Aż dziewięciu nietrzeźwych rybaków było na trzech kutrach, które przed wyjściem w morze skontrolowali w środę we Władysławowie funkcjonariusze Straży Granicznej. Na jednostce łotewskiej była to połowa załogi, po trzech nietrzeźwych mężczyzn przebywało na pokładach dwóch polskich kutrów. Jednostki dopiero dziś mogły opuścić port.
- Najpierw do kontroli granicznej zgłosił się kuter łotewski. Kiedy strażnicy graniczni weszli na jego pokład, od jednego z załogantów wyczuli woń alkoholu. Kontrola trzeźwości rybaków wykazała, że aż połowa spośród sześcioosobowej załogi była nietrzeźwa. Mężczyźni mieli od 0,5 do przeszło 1 promila alkoholu w wydychanym powietrzu - informuje por. SG Andrzej Juźwiak, rzecznik prasowy Komendanta Morskiego Oddziału Straży Granicznej w Gdańsku.
Kilka godzin później strażnicy graniczni udali się na kontrolę graniczną jednostki polskiej.

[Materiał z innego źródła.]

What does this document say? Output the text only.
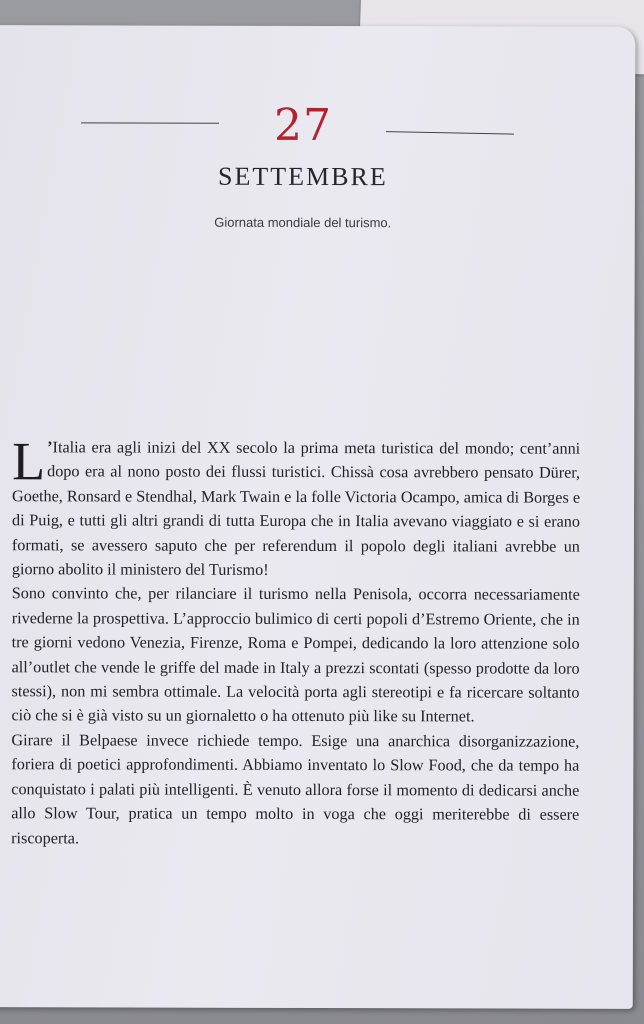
27
SETTEMBRE
Giornata mondiale del turismo.

L ’Italia era agli inizi del XX secolo la prima meta turistica del mondo; cent’anni dopo era al nono posto dei flussi turistici. Chissà cosa avrebbero pensato Dürer, Goethe, Ronsard e Stendhal, Mark Twain e la folle Victoria Ocampo, amica di Borges e di Puig, e tutti gli altri grandi di tutta Europa che in Italia avevano viaggiato e si erano formati, se avessero saputo che per referendum il popolo degli italiani avrebbe un giorno abolito il ministero del Turismo!

Sono convinto che, per rilanciare il turismo nella Penisola, occorra necessariamente rivederne la prospettiva. L’approccio bulimico di certi popoli d’Estremo Oriente, che in tre giorni vedono Venezia, Firenze, Roma e Pompei, dedicando la loro attenzione solo all’outlet che vende le griffe del made in Italy a prezzi scontati (spesso prodotte da loro stessi), non mi sembra ottimale. La velocità porta agli stereotipi e fa ricercare soltanto ciò che si è già visto su un giornaletto o ha ottenuto più like su Internet.

Girare il Belpaese invece richiede tempo. Esige una anarchica disorganizzazione, foriera di poetici approfondimenti. Abbiamo inventato lo Slow Food, che da tempo ha conquistato i palati più intelligenti. È venuto allora forse il momento di dedicarsi anche allo Slow Tour, pratica un tempo molto in voga che oggi meriterebbe di essere riscoperta.
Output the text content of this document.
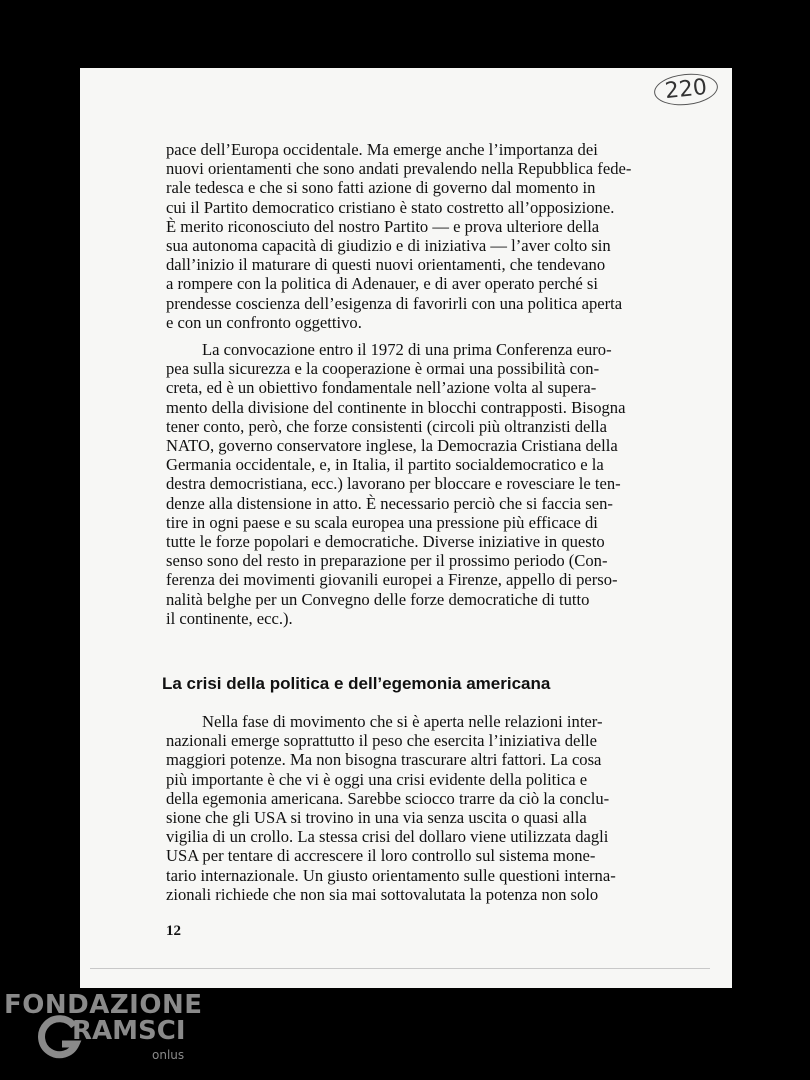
220
pace dell’Europa occidentale. Ma emerge anche l’importanza dei
nuovi orientamenti che sono andati prevalendo nella Repubblica fede-
rale tedesca e che si sono fatti azione di governo dal momento in
cui il Partito democratico cristiano è stato costretto all’opposizione.
È merito riconosciuto del nostro Partito — e prova ulteriore della
sua autonoma capacità di giudizio e di iniziativa — l’aver colto sin
dall’inizio il maturare di questi nuovi orientamenti, che tendevano
a rompere con la politica di Adenauer, e di aver operato perché si
prendesse coscienza dell’esigenza di favorirli con una politica aperta
e con un confronto oggettivo.
La convocazione entro il 1972 di una prima Conferenza euro-
pea sulla sicurezza e la cooperazione è ormai una possibilità con-
creta, ed è un obiettivo fondamentale nell’azione volta al supera-
mento della divisione del continente in blocchi contrapposti. Bisogna
tener conto, però, che forze consistenti (circoli più oltranzisti della
NATO, governo conservatore inglese, la Democrazia Cristiana della
Germania occidentale, e, in Italia, il partito socialdemocratico e la
destra democristiana, ecc.) lavorano per bloccare e rovesciare le ten-
denze alla distensione in atto. È necessario perciò che si faccia sen-
tire in ogni paese e su scala europea una pressione più efficace di
tutte le forze popolari e democratiche. Diverse iniziative in questo
senso sono del resto in preparazione per il prossimo periodo (Con-
ferenza dei movimenti giovanili europei a Firenze, appello di perso-
nalità belghe per un Convegno delle forze democratiche di tutto
il continente, ecc.).
La crisi della politica e dell’egemonia americana
Nella fase di movimento che si è aperta nelle relazioni inter-
nazionali emerge soprattutto il peso che esercita l’iniziativa delle
maggiori potenze. Ma non bisogna trascurare altri fattori. La cosa
più importante è che vi è oggi una crisi evidente della politica e
della egemonia americana. Sarebbe sciocco trarre da ciò la conclu-
sione che gli USA si trovino in una via senza uscita o quasi alla
vigilia di un crollo. La stessa crisi del dollaro viene utilizzata dagli
USA per tentare di accrescere il loro controllo sul sistema mone-
tario internazionale. Un giusto orientamento sulle questioni interna-
zionali richiede che non sia mai sottovalutata la potenza non solo
12
FONDAZIONE
RAMSCI
onlus
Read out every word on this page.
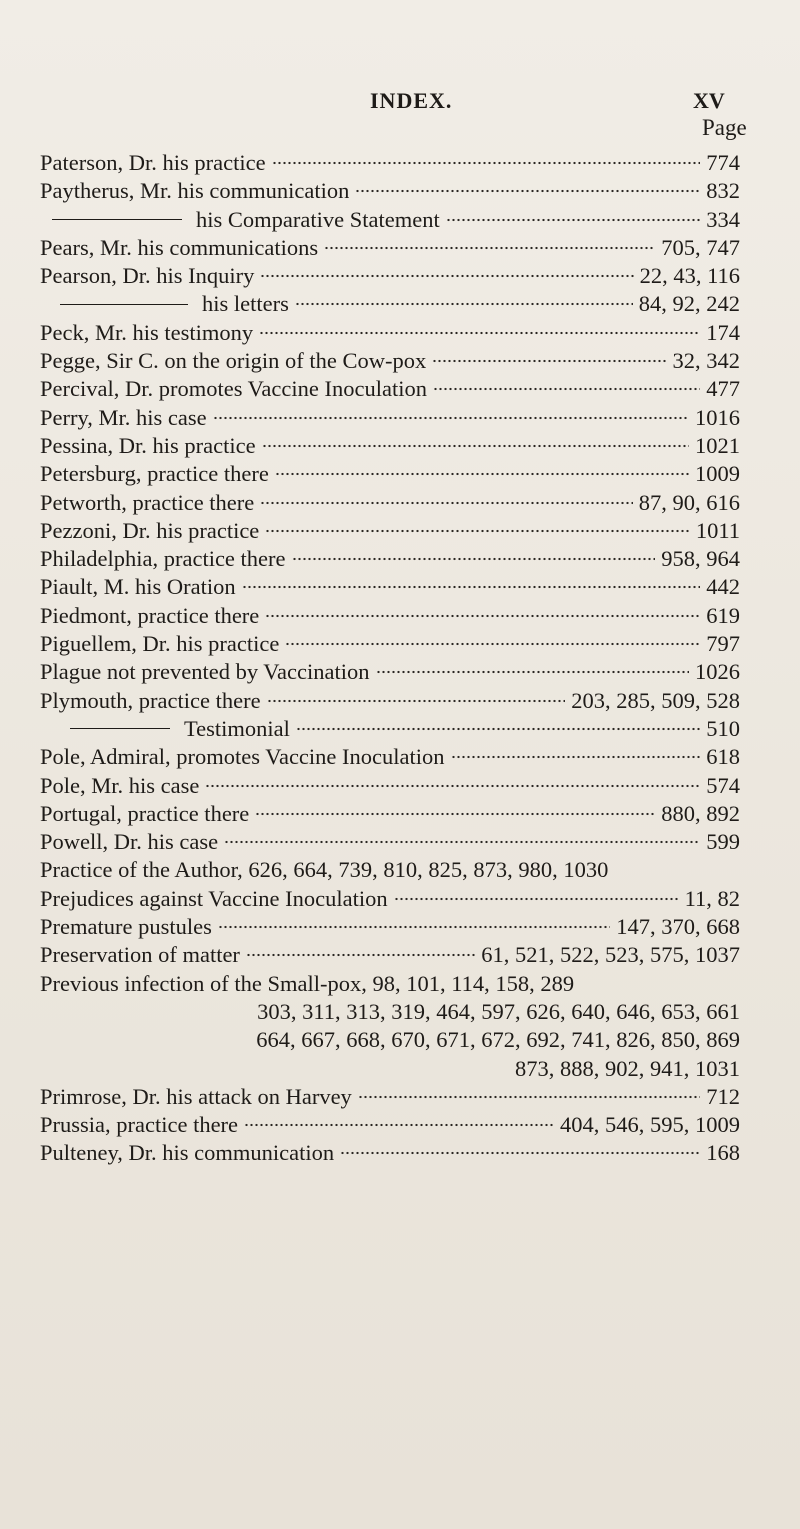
INDEX.	XV
Page
Paterson, Dr. his practice	774
Paytherus, Mr. his communication	832
his Comparative Statement	334
Pears, Mr. his communications	705, 747
Pearson, Dr. his Inquiry	22, 43, 116
his letters	84, 92, 242
Peck, Mr. his testimony	174
Pegge, Sir C. on the origin of the Cow-pox	32, 342
Percival, Dr. promotes Vaccine Inoculation	477
Perry, Mr. his case	1016
Pessina, Dr. his practice	1021
Petersburg, practice there	1009
Petworth, practice there	87, 90, 616
Pezzoni, Dr. his practice	1011
Philadelphia, practice there	958, 964
Piault, M. his Oration	442
Piedmont, practice there	619
Piguellem, Dr. his practice	797
Plague not prevented by Vaccination	1026
Plymouth, practice there	203, 285, 509, 528
Testimonial	510
Pole, Admiral, promotes Vaccine Inoculation	618
Pole, Mr. his case	574
Portugal, practice there	880, 892
Powell, Dr. his case	599
Practice of the Author, 626, 664, 739, 810, 825, 873, 980, 1030
Prejudices against Vaccine Inoculation	11, 82
Premature pustules	147, 370, 668
Preservation of matter	61, 521, 522, 523, 575, 1037
Previous infection of the Small-pox, 98, 101, 114, 158, 289
303, 311, 313, 319, 464, 597, 626, 640, 646, 653, 661
664, 667, 668, 670, 671, 672, 692, 741, 826, 850, 869
873, 888, 902, 941, 1031
Primrose, Dr. his attack on Harvey	712
Prussia, practice there	404, 546, 595, 1009
Pulteney, Dr. his communication	168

- Jak się okazało, wśród siedmiu mężczyzn trzech było nietrzeźwych. Załoganci mieli odpowiednio od 0,5 do przeszło 2 promili alkoholu. Podobnie było w przypadku kolejnego polskiego kutra, który wieczorem zamierzał wyruszyć w rejs. Na cztery osoby załogi trzy były nietrzeźwe, miały od 1 do prawie 2,5 promila - dodaje por. SG Andrzej Juźwiak.
O nieprawidłowościach został poinformowany bosman portu, który nie zezwolił jednostkom na wyjście w morze. Kutry dopiero w czwartek opuściły port.